AP English Language and Composition (Juniors only)  (EES85X)

AP English Language and Composition course is a study of prose written in a variety of rhetorical contexts that follow the historical and literary movements in American Literature from Native American Literature to Contemporary Literature and nonfiction. Students will develop the skills to independently analyze nuanced themes, write complex arguments and papers of literary analysis, and make connections across disciplines. Through reading and writing, students will study the interactions among a writer's purpose and content and reader expectations, as well as genre conventions and language use. This course will support you in developing your writing in order to be college-ready and an informed citizen.  

AP English Literature and Composition (seniors only, must have passed the ELA Regents exam)  (EES87X)

The AP Literature and Composition course invites you to explore literary works from several different genres and periods. Through close reading, students will deepen their understanding of how writers use language to provide both meaning and pleasure for their readers. Learn to read and think critically as you experience great literary works, interpret those texts, and evaluate their quality and artistic achievement. Students will also consider the social and historical values the literature reflects and embodies. Considering the context, language use, and criticisms of works of literary merit will support you in developing your discussion and writing skills for college and beyond. 


AP Environmental Science   (ZQSWX)

In AP Environmental Science, students will explore and investigate the interrelationships of the natural world and analyze environmental problems, both natural and human-made. You’ll take part in laboratory investigations and field work.  Students will learn how to explain environmental concepts and processes, applying  environmental concepts and processes, applying quantitative methods in solving problems, proposing a solution for an environmental problem, and analyzing a research study to identify a hypothesis. 


AP Physics 1 (must have taken and passed Physics and Algebra 1 courses and Regents exams)  (ZQSPX)

Develop scientific critical thinking and reasoning skills through inquiry based learning.

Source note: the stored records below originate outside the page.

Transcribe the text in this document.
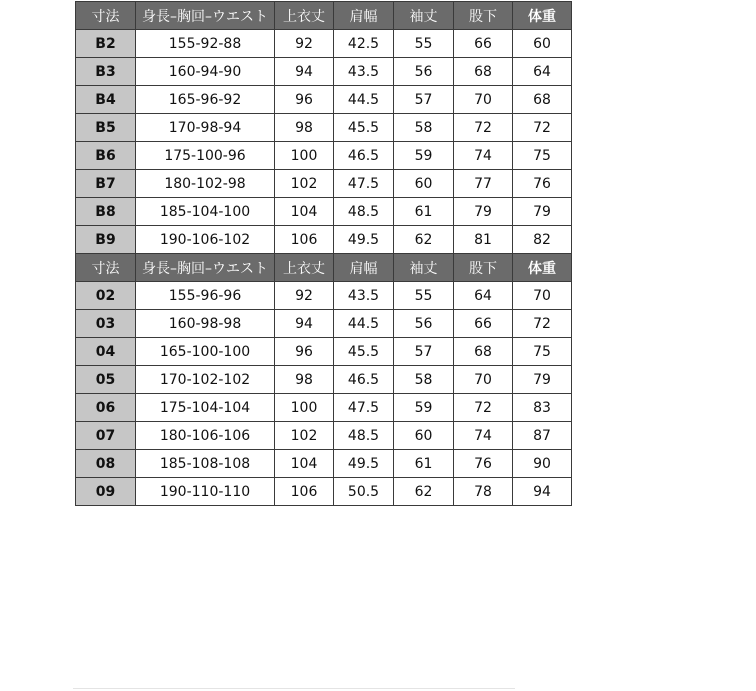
寸法	身長–胸回–ウエスト	上衣丈	肩幅	袖丈	股下	体重
B2	155-92-88	92	42.5	55	66	60
B3	160-94-90	94	43.5	56	68	64
B4	165-96-92	96	44.5	57	70	68
B5	170-98-94	98	45.5	58	72	72
B6	175-100-96	100	46.5	59	74	75
B7	180-102-98	102	47.5	60	77	76
B8	185-104-100	104	48.5	61	79	79
B9	190-106-102	106	49.5	62	81	82
寸法	身長–胸回–ウエスト	上衣丈	肩幅	袖丈	股下	体重
02	155-96-96	92	43.5	55	64	70
03	160-98-98	94	44.5	56	66	72
04	165-100-100	96	45.5	57	68	75
05	170-102-102	98	46.5	58	70	79
06	175-104-104	100	47.5	59	72	83
07	180-106-106	102	48.5	60	74	87
08	185-108-108	104	49.5	61	76	90
09	190-110-110	106	50.5	62	78	94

Explore topics such as Newtonian mechanics (including rotational motion); work, energy, and power; mechanical waves and sound; and introductory, simple circuits.


AP Spanish Language and Culture (must have taken and passed Spanish III course and Regents exam) 

In this course, you will develop your Spanish language skills and learn about the cultures in Spanish-speaking parts of the world. You’ll practice communicating in Spanish and study real-life materials such as newspaper articles, films, music, and books.


AP Statistics    (MSS21X)

The big question of the AP statistics course is: How can we use information from a sample to make predictions about a population.  For example: before an election, give a survey to 500 Brooklyn residents asking who they plan to vote for, and use this to predict voting percentages for all Brooklyn residents.  Along the way, we look at what patterns we can use (linear models, exponential models, the normal curve, etc) to help us make predictions, and explore how we can adjust our work to make our predictions more accurate.


AP United States History (Juniors only)  (HUS21X)

This course is divided into two semesters: United States History from European Exploration through Reconstruction (1491-1877) and The Gilded Age through the Present. This course is instructed at a college level. Advance Placement is offered as a way for you to potentially receive college credit for United States History with a required culminating College Board exam in May, which means there is a rigorous level of reading, writing, analysis, discussion, and depth of content in this course. Students will be expected to consistently analyze, synthesize, and evaluate primary and secondary historical sources at a rigorous level and pace, in addition to a high level of application, comprehension, and memorization. If you have not yet taken the US History Regents, you will also have to take that exam at the end of this course.